Question

How to know that fscanf reached a new line \n in a file. I have been using my own functions for doing that. I know I can use fgets and then sscanf for my required pattern. But my requirements are not stable, some times I want to get TAB separated strings, some times new line separated strings and some times some special character separated strings. So if there is any way to know of new line from fscanf please help me. Or else any alternative ways are also welcome.

Thanks in advance.

Was it helpful?

Solution

fscanf(stream, "%42[^\n]", buffer);

is an equivalant of fgets(buffer, 42, stream). You can't replace the 42 by * to specify the buffer length in the argument (as you can do in printf), its meaning is to suppress the assignment. So

fscanf(stream, "%*[^\n]%*c");

read upto (and included) the next end of line character.

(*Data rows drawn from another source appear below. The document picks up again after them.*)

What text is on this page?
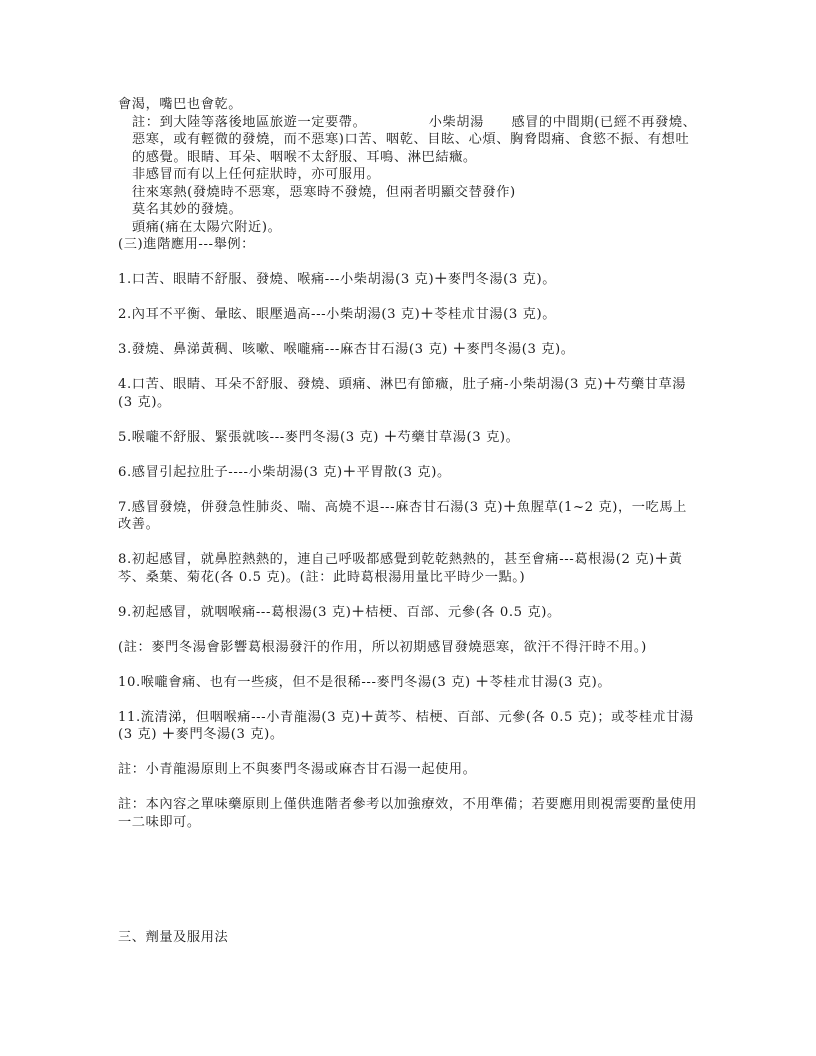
會渴，嘴巴也會乾。

註：到大陸等落後地區旅遊一定要帶。　　　　　小柴胡湯　　感冒的中間期(已經不再發燒、惡寒，或有輕微的發燒，而不惡寒)口苦、咽乾、目眩、心煩、胸脅悶痛、食慾不振、有想吐的感覺。眼睛、耳朵、咽喉不太舒服、耳鳴、淋巴結癓。

非感冒而有以上任何症狀時，亦可服用。

往來寒熱(發燒時不惡寒，惡寒時不發燒，但兩者明顯交替發作)

莫名其妙的發燒。

頭痛(痛在太陽穴附近)。

(三)進階應用---舉例：

1.口苦、眼睛不舒服、發燒、喉痛---小柴胡湯(3 克)＋麥門冬湯(3 克)。

2.內耳不平衡、暈眩、眼壓過高---小柴胡湯(3 克)＋苓桂朮甘湯(3 克)。

3.發燒、鼻涕黃稠、咳嗽、喉嚨痛---麻杏甘石湯(3 克) ＋麥門冬湯(3 克)。

4.口苦、眼睛、耳朵不舒服、發燒、頭痛、淋巴有節癓，肚子痛-小柴胡湯(3 克)＋芍藥甘草湯(3 克)。

5.喉嚨不舒服、緊張就咳---麥門冬湯(3 克) ＋芍藥甘草湯(3 克)。

6.感冒引起拉肚子----小柴胡湯(3 克)＋平胃散(3 克)。

7.感冒發燒，併發急性肺炎、喘、高燒不退---麻杏甘石湯(3 克)＋魚腥草(1~2 克)，一吃馬上改善。

8.初起感冒，就鼻腔熱熱的，連自己呼吸都感覺到乾乾熱熱的，甚至會痛---葛根湯(2 克)＋黃芩、桑葉、菊花(各 0.5 克)。(註：此時葛根湯用量比平時少一點。)

9.初起感冒，就咽喉痛---葛根湯(3 克)＋桔梗、百部、元參(各 0.5 克)。

(註：麥門冬湯會影響葛根湯發汗的作用，所以初期感冒發燒惡寒，欲汗不得汗時不用。)

10.喉嚨會痛、也有一些痰，但不是很稀---麥門冬湯(3 克) ＋苓桂朮甘湯(3 克)。

11.流清涕，但咽喉痛---小青龍湯(3 克)＋黃芩、桔梗、百部、元參(各 0.5 克)；或苓桂朮甘湯(3 克) ＋麥門冬湯(3 克)。

註：小青龍湯原則上不與麥門冬湯或麻杏甘石湯一起使用。

註：本內容之單味藥原則上僅供進階者參考以加強療效，不用準備；若要應用則視需要酌量使用一二味即可。

三、劑量及服用法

Any conversion specifier other than [, c and n start by skipping whitespaces.

OTHER TIPS

Kernighan and Pike in the excellent book 'The Practice of Programming' show how to use sprintf() to create an appropriate format specifier including the length (similar to the examples in the answer by AProgrammer), and then use that in the call to scanf(). That way, you can also control the separators. Concerns about the 'inefficiency' of this approach are probably misguided - the alternatives are harder to get right.

That said, I most normally do not use the scanf() family of functions for file I/O; I get the data into a string with some sort of 'get line' routine, and then use the sscanf() family of functions to split it up - or other more specialized parsing code.